Your hysterics on the RAM makes no sense at all. Why shouldn't it be on the list? It's a truck that has a very low mpg, why wouldn't we want people to trade it up? Your reasons seem to be because you think the 2001 RAM is worth more than $4500. So what?
1. Are you saying the owners of RAMs are stupid and will sell for $4500 when their trucks are really worth $6000? If so then you have a big argument against the market economy. If people are so stupid that they can't make even basic decisions about how much their stuff is worth then what hope is there for markets?
2. Do you buy used cars sight unseen with nothing but quotes from Edmunds as though used cars were shares on the S&P 500? You do realize that just because the 'average' 2001 Dodge Ram is worth $5000 that doesn't mean every 2001 Ram is worth $5000. Some are in exceptional shape and are worth more. Others are worth way less.

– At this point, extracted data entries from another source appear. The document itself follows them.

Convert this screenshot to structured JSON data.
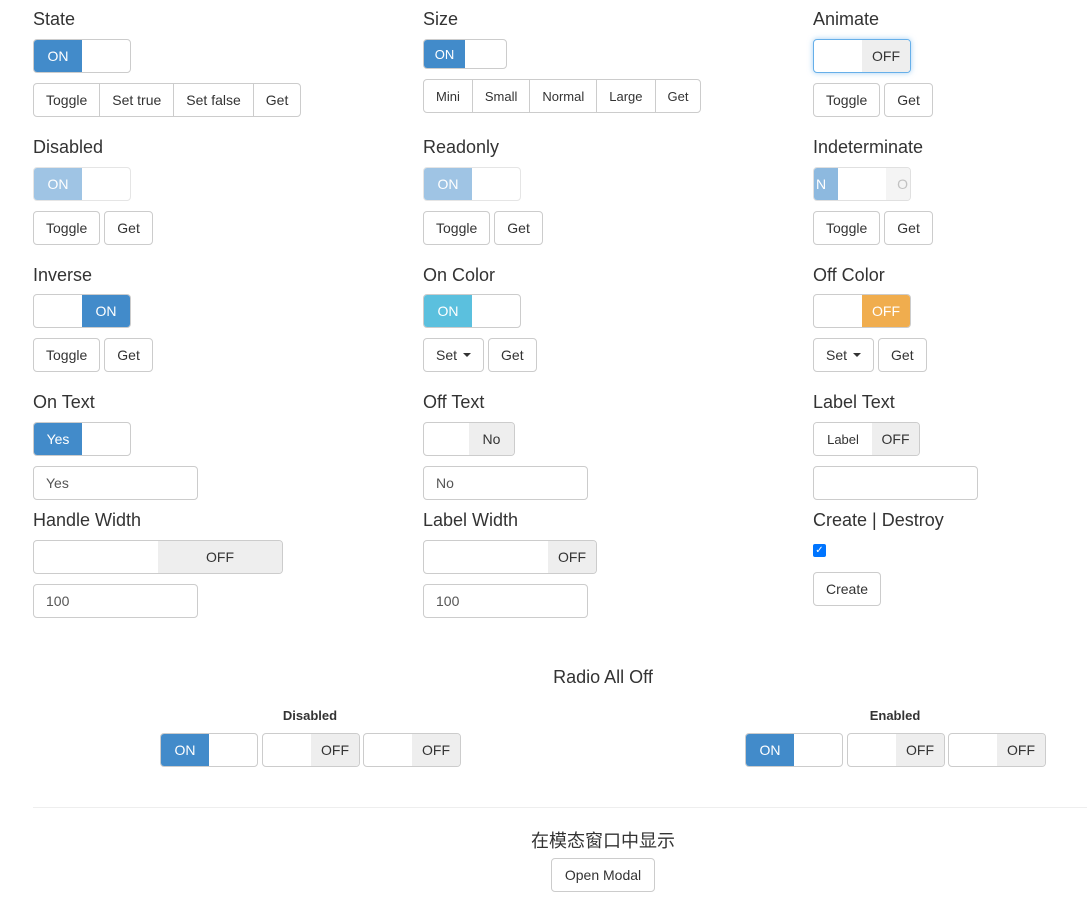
{
  "sections": {
    "state": {
      "title": "State",
      "switch_on": "ON",
      "buttons": [
        "Toggle",
        "Set true",
        "Set false",
        "Get"
      ]
    },
    "size": {
      "title": "Size",
      "switch_on": "ON",
      "buttons": [
        "Mini",
        "Small",
        "Normal",
        "Large",
        "Get"
      ]
    },
    "animate": {
      "title": "Animate",
      "switch_off": "OFF",
      "buttons": [
        "Toggle",
        "Get"
      ]
    },
    "disabled": {
      "title": "Disabled",
      "switch_on": "ON",
      "buttons": [
        "Toggle",
        "Get"
      ]
    },
    "readonly": {
      "title": "Readonly",
      "switch_on": "ON",
      "buttons": [
        "Toggle",
        "Get"
      ]
    },
    "indeterminate": {
      "title": "Indeterminate",
      "switch_on": "N",
      "switch_off": "O",
      "buttons": [
        "Toggle",
        "Get"
      ]
    },
    "inverse": {
      "title": "Inverse",
      "switch_on": "ON",
      "buttons": [
        "Toggle",
        "Get"
      ]
    },
    "on_color": {
      "title": "On Color",
      "switch_on": "ON",
      "buttons": [
        "Set",
        "Get"
      ]
    },
    "off_color": {
      "title": "Off Color",
      "switch_off": "OFF",
      "buttons": [
        "Set",
        "Get"
      ]
    },
    "on_text": {
      "title": "On Text",
      "switch_on": "Yes",
      "input_value": "Yes"
    },
    "off_text": {
      "title": "Off Text",
      "switch_off": "No",
      "input_value": "No"
    },
    "label_text": {
      "title": "Label Text",
      "switch_label": "Label",
      "switch_off": "OFF",
      "input_value": ""
    },
    "handle_width": {
      "title": "Handle Width",
      "switch_off": "OFF",
      "input_value": "100"
    },
    "label_width": {
      "title": "Label Width",
      "switch_off": "OFF",
      "input_value": "100"
    },
    "create_destroy": {
      "title": "Create | Destroy",
      "checked": true,
      "button": "Create"
    }
  },
  "radio_all_off": {
    "title": "Radio All Off",
    "disabled_group": {
      "label": "Disabled",
      "switches": [
        "ON",
        "OFF",
        "OFF"
      ]
    },
    "enabled_group": {
      "label": "Enabled",
      "switches": [
        "ON",
        "OFF",
        "OFF"
      ]
    }
  },
  "modal": {
    "title": "在模态窗口中显示",
    "button": "Open Modal"
  },
  "colors": {
    "primary": "#428bca",
    "info": "#5bc0de",
    "warning": "#f0ad4e",
    "default_off": "#eeeeee"
  }
}
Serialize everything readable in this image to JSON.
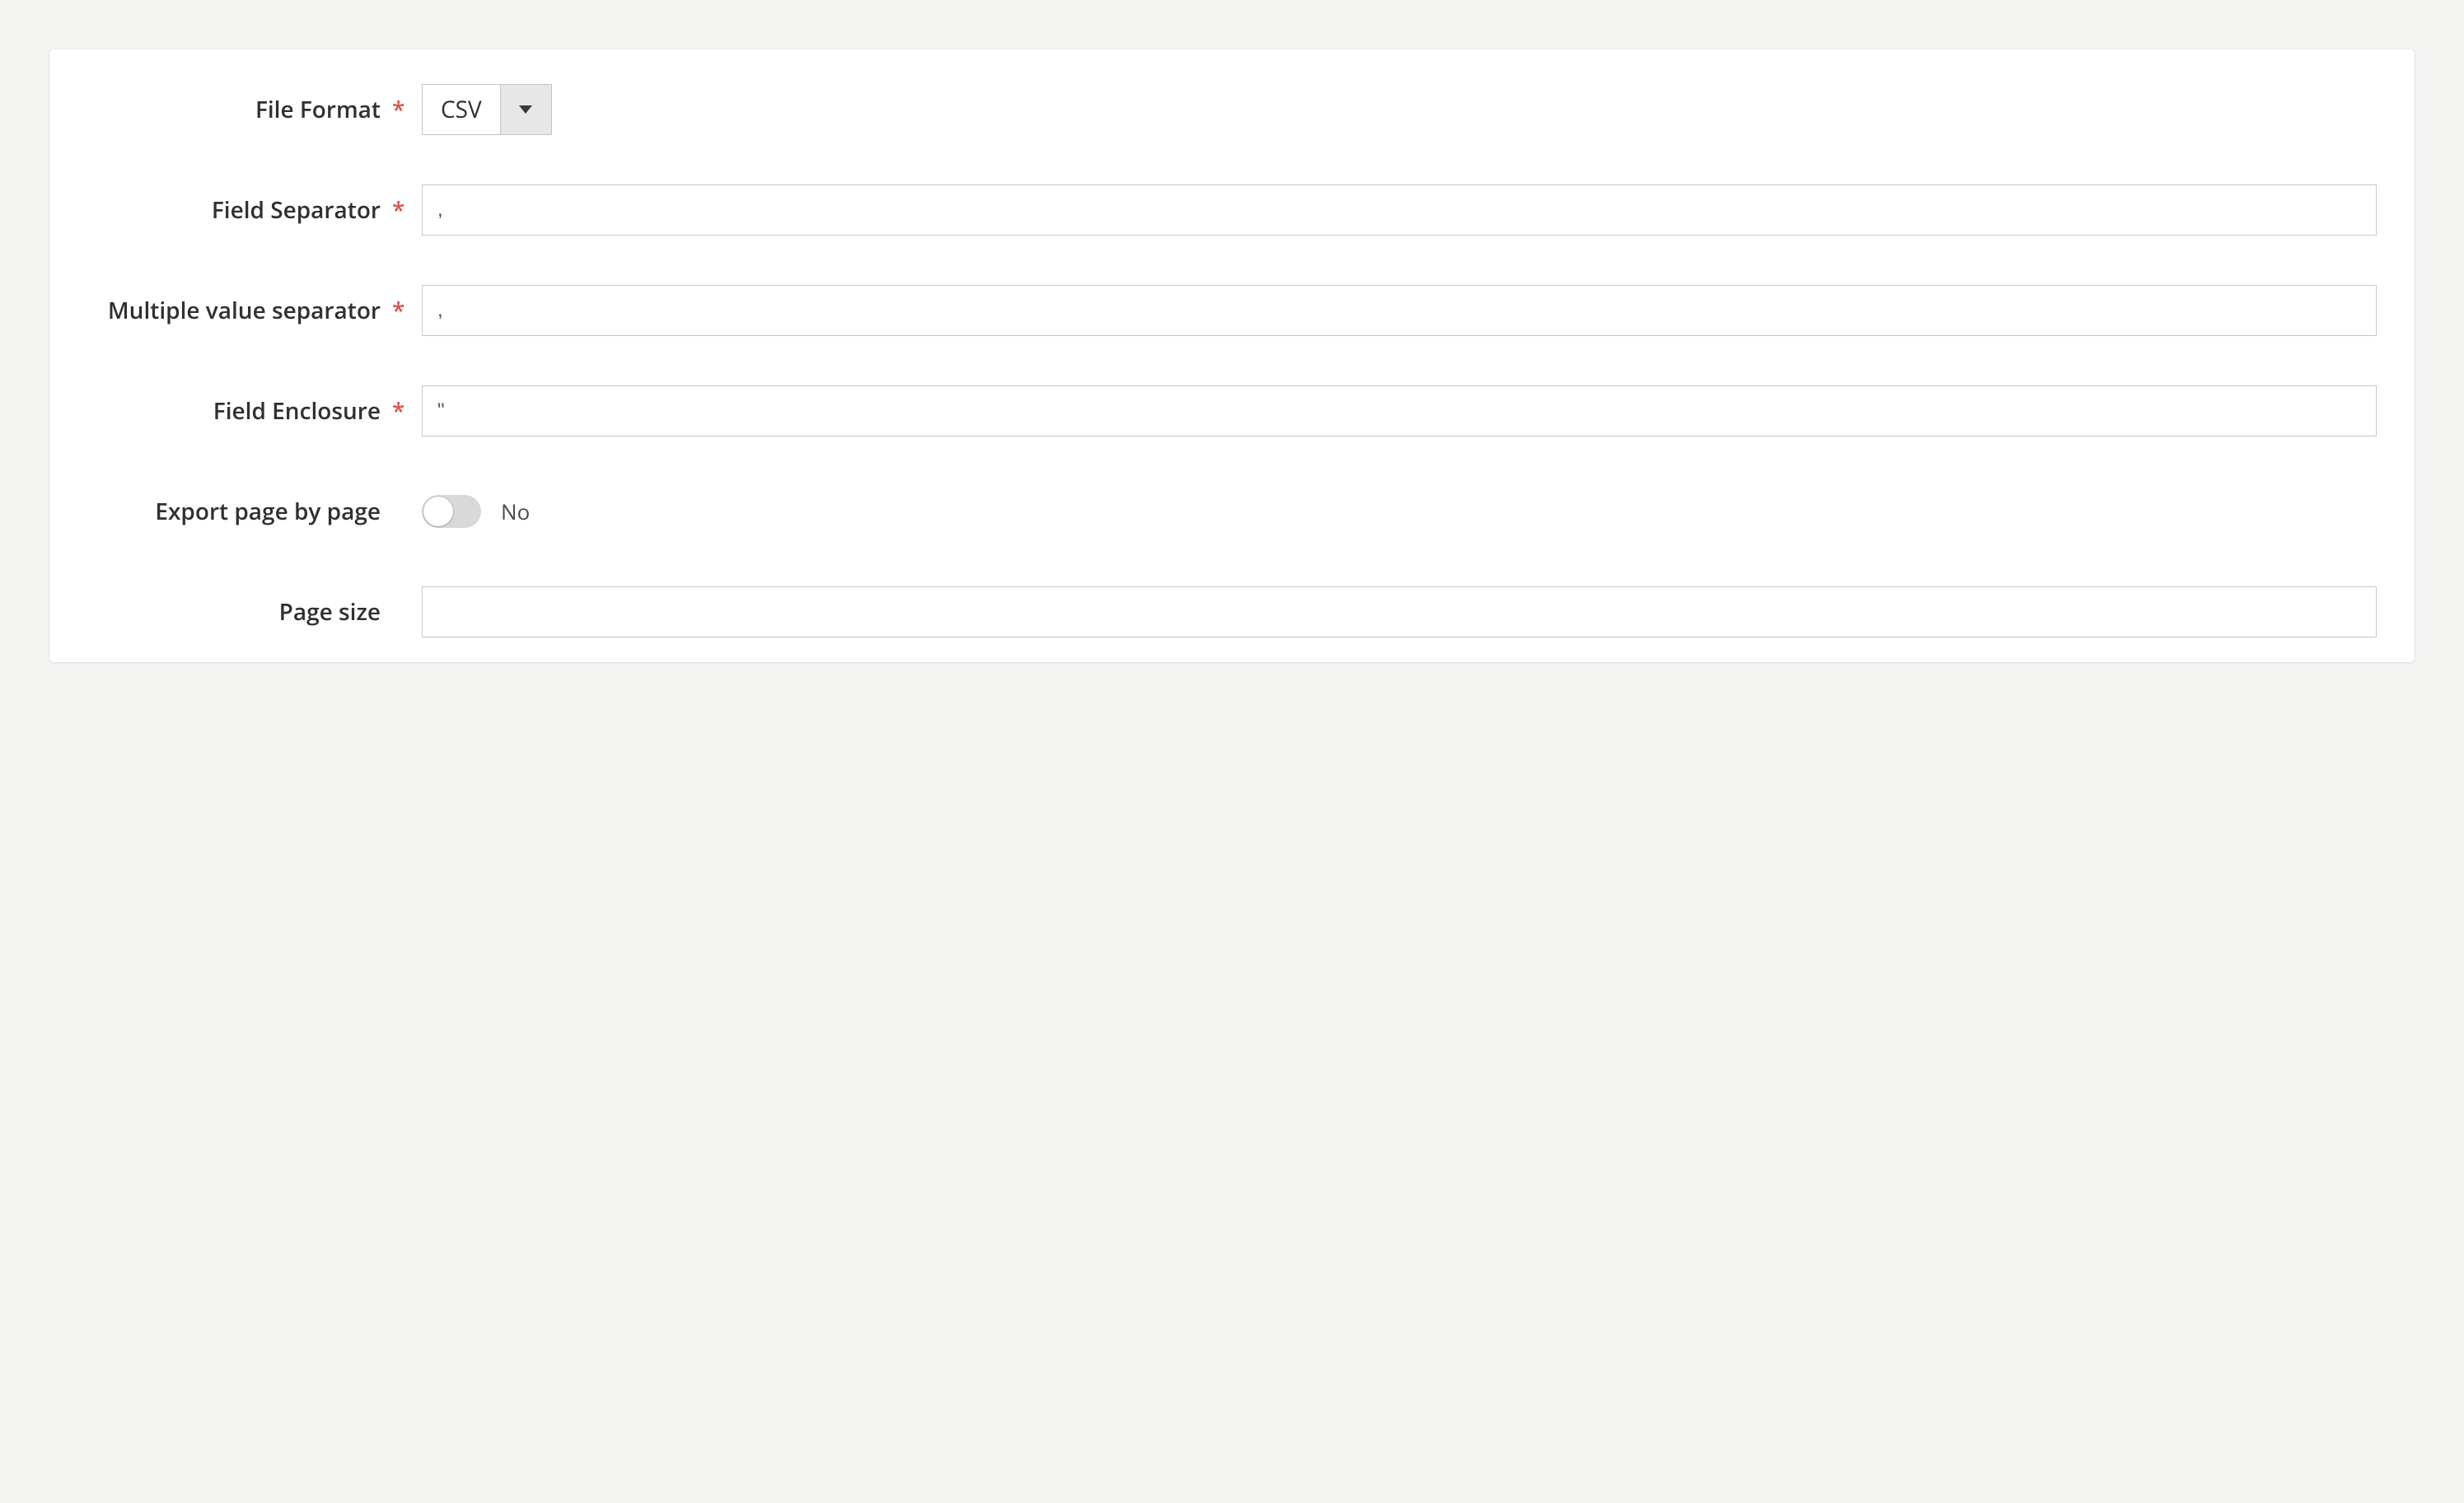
{
  "form": {
    "file_format": {
      "label": "File Format",
      "required_marker": "*",
      "value": "CSV"
    },
    "field_separator": {
      "label": "Field Separator",
      "required_marker": "*",
      "value": ","
    },
    "multiple_value_separator": {
      "label": "Multiple value separator",
      "required_marker": "*",
      "value": ","
    },
    "field_enclosure": {
      "label": "Field Enclosure",
      "required_marker": "*",
      "value": "\""
    },
    "export_page_by_page": {
      "label": "Export page by page",
      "state_text": "No"
    },
    "page_size": {
      "label": "Page size",
      "value": ""
    }
  }
}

Now, saying it was an “SUV for SUV” was an overstatement… but 4 of the top 10 cars traded for were either trucks or SUVs.
Well we have the average mpg of both the traded in vehicles and the new vehicles and there's certainly a serious improvement.
http://www.dot.gov/affairs/2009/dot13309.htm has the categories and unfortunately SUV isn't a category but 404K vehicles brought were cars, 231K were 'category 1 trucks'. You can see on the trade in chart most of the trade ins were category 1 and 2 trucks While there might have been some SUV For SUV trade ins they were wither for improvements in mpg or were swamped by other trades that yielded much better mpg savings.
On the issue of sales being down:
We have the wsj chart already of the annual rate of auto sales. While sales did track down for a month or two following C4C they are higher in the half year after the program than the half year before. I'm not clear, though, why this is such a horrible thing to you. Moving some future demand forward to the present moment doesn't seem like a bad idea when you're in the deepest part of a recession that's bordering on depression. I've asked you before what is the 'cost' of this and you've been unable to really articulate any cost. I can see in a period of full employment this could be a cost by misallocating labor to handling the spurt of sales and then losing it when the ditch comes but in 2009 we had plenty of labor to spare so what's the cost?